Westphalian Hanse:

where the Hanse lives


A Hanseatic League in Westphalia? This tends to be the reaction if the Westphalian towns in the Hanseatic League present themselves as Hanseatic towns. Because the best-known Hanseatic towns ate the big cities on the North Sea and Baltic coasts. It is important to remember, however, that it was mainly merchants from Westphalia who, in the course of their trading journeys across Europe, settled in Lübeck from where they opened up new trading areas.

Originally founded as an organisation for the representation and mutual protection of trading interests, the Hanseatic League gradually became a powerful trading federation which gave its members privileged access to new markets. In the 14th century the main trading routes shifted to the sea, and so the Westphalians were relegated to the edge of Hanseatic trading. Many Westphalian towns, however, retained their links until the virtual collapse of the Hanseatic League in 1669.

A good 300 years later, some of the former Hanseatic towns in Westphalia have revived the ancient federation.
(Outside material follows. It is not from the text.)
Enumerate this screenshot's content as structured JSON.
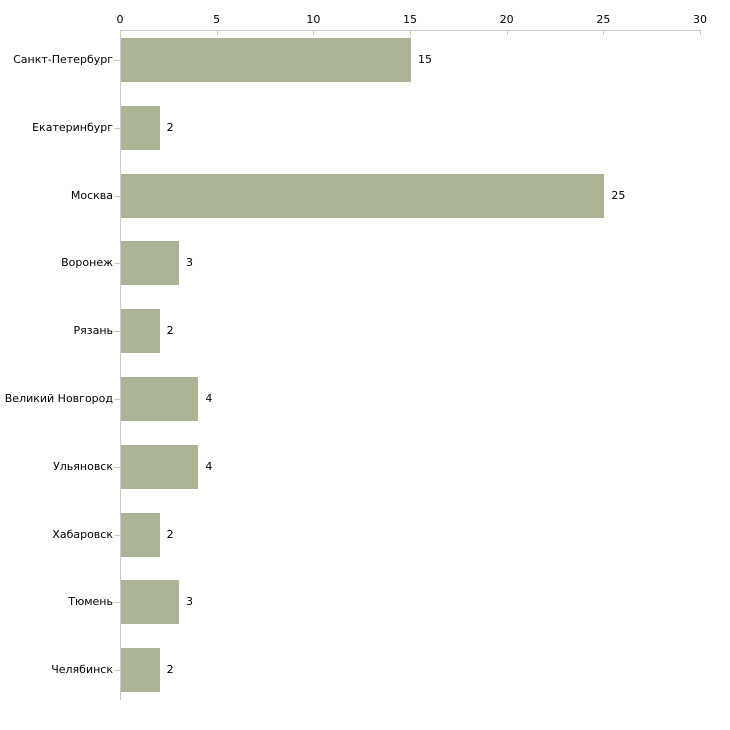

On the 25th June 1983 20 of them signed the formation charter of the Westphalian Hanseatic Alliance and chose the ancient and free Hansa town of Herford as its seat. The Westphalian Hanseatic Alliance currently has 47 members. Based on cross-border Hanseatic principles, a close association developed between the town and the federation of towns known as DIE HANSE.

Since 2016 the Westphalian Hanseatic Alliance has undergone re-organisation to become innovative, modern and future-oriented. This has as its focus the awakening of new interest in getting to know the towns better. The annual Westphalian “Hansetag” provides an excellent opportunity to do just that.

The member towns of this new alliance are keen to bring people closer so that the old Hanseatic idea might contribute once again to increase the attractiveness of a town and enhance its appeal as one would expect of a modern Hanseatic town.